Hell’s Kitchen

To have my cake and be eaten, too,
     I’ve done what no other poet has—
     tossed silver through fits of abandon,
     through spirals of denial, off cliffs
     down into pink-rimmed oblivion
     where summer’s tongue lies wet and swollen,
     drowning in wild puddles dying glued
     using its swell to shut shells and lips

     too loud to wait out its crimson truth:
     that what I sought impoverishes
     the movement, the mind’s revolution
     furiously disproving kisses
     offer any solace to a man
     broken under the wheel of soft porn,
     believing love only can and should
     be hard, that friction’s its own purpose.

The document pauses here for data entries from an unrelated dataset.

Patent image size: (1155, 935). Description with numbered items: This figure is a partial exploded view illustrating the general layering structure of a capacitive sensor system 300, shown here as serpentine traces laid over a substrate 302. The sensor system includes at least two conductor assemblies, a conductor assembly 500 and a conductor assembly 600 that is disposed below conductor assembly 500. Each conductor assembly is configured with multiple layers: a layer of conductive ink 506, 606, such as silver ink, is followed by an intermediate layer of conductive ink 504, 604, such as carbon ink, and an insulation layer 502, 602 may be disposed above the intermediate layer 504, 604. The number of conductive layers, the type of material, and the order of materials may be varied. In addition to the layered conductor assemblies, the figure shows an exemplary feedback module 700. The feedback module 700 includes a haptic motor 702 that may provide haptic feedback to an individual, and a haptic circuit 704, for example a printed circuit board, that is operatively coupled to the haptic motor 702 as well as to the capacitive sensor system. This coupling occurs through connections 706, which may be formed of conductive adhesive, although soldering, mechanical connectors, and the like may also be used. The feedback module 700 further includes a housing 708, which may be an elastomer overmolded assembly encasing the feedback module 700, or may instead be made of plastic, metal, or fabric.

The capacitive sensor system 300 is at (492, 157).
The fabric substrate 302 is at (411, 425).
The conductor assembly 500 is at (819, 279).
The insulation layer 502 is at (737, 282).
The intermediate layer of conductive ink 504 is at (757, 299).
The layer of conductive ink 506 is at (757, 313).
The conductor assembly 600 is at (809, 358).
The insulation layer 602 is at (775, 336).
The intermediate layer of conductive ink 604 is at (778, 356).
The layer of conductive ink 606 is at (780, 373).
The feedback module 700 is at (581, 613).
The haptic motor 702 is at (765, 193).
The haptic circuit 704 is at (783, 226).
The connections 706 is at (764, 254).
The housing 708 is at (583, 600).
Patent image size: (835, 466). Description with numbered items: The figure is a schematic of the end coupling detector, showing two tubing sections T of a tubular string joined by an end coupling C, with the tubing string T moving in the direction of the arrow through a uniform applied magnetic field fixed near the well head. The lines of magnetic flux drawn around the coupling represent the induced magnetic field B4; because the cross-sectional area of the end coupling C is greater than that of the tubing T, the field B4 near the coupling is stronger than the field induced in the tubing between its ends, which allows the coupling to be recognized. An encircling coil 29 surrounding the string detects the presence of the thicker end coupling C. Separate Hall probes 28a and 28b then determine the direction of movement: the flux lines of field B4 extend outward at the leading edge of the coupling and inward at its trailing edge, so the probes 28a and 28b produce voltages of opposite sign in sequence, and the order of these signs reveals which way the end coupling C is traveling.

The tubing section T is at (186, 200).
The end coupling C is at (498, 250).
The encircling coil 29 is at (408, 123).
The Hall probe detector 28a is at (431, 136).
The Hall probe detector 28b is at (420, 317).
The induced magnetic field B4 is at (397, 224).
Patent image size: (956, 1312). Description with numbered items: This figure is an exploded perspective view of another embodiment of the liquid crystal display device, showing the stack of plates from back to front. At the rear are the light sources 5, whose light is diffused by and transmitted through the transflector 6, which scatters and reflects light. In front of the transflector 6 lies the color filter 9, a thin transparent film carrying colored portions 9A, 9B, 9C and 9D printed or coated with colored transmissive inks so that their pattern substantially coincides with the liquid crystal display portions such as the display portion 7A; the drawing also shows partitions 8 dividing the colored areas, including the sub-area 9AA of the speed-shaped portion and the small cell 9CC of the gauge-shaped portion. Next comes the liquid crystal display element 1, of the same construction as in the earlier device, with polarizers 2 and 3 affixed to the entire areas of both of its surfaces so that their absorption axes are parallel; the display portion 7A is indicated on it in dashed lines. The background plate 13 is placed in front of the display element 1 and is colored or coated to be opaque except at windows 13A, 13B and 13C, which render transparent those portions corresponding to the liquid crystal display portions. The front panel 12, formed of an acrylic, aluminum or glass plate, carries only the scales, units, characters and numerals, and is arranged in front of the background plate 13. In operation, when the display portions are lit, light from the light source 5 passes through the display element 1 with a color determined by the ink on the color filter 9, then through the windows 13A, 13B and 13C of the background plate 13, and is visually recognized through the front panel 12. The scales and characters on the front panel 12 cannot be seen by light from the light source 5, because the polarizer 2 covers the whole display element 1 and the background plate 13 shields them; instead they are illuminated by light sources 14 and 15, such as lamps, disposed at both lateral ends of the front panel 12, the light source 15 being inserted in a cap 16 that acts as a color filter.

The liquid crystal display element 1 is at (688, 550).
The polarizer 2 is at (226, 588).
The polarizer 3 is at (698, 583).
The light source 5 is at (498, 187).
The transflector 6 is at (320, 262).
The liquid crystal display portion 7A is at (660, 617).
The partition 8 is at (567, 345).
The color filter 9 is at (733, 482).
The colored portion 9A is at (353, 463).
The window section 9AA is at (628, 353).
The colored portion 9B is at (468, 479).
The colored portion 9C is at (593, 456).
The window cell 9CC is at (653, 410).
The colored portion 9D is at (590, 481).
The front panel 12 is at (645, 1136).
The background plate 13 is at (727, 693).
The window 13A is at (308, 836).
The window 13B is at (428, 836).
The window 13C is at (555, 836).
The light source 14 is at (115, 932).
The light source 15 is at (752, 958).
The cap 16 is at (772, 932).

Hitting home heartache’s wail using tools
     Pilate and Hitler used to nail up
     Jesus, Jews, and “degenerates” on
     walls built on sand, not on evidence,
     how civilization’s foundation
     quakes so quickly when I lie upon
     its sunken bed the way ghost ships do,
     fucking up “anything with a pulse,”

     grinding down “any damned soul that moves,”
     down to its dark salt often enough
     to know light is a substance no one
     trusts to cure themselves of diseases
     mining their driest wit from within,
     taking their bleak time to kill off men
     who write of it, those impatient fools
     chewing on their hearts’ sweetest pieces.

Among them I moved, opened too soon
     mouths and buttocks I cruised like beaches,
     splitting them like peaches, like oven
     doors torn down, like gentlemen’s breeches
     removed from oiled canvases hanging
     by threads of dignity time had spun
     but called in like debts long overdue—
     in Hell’s Kitchen, thirst feeds phoenixes.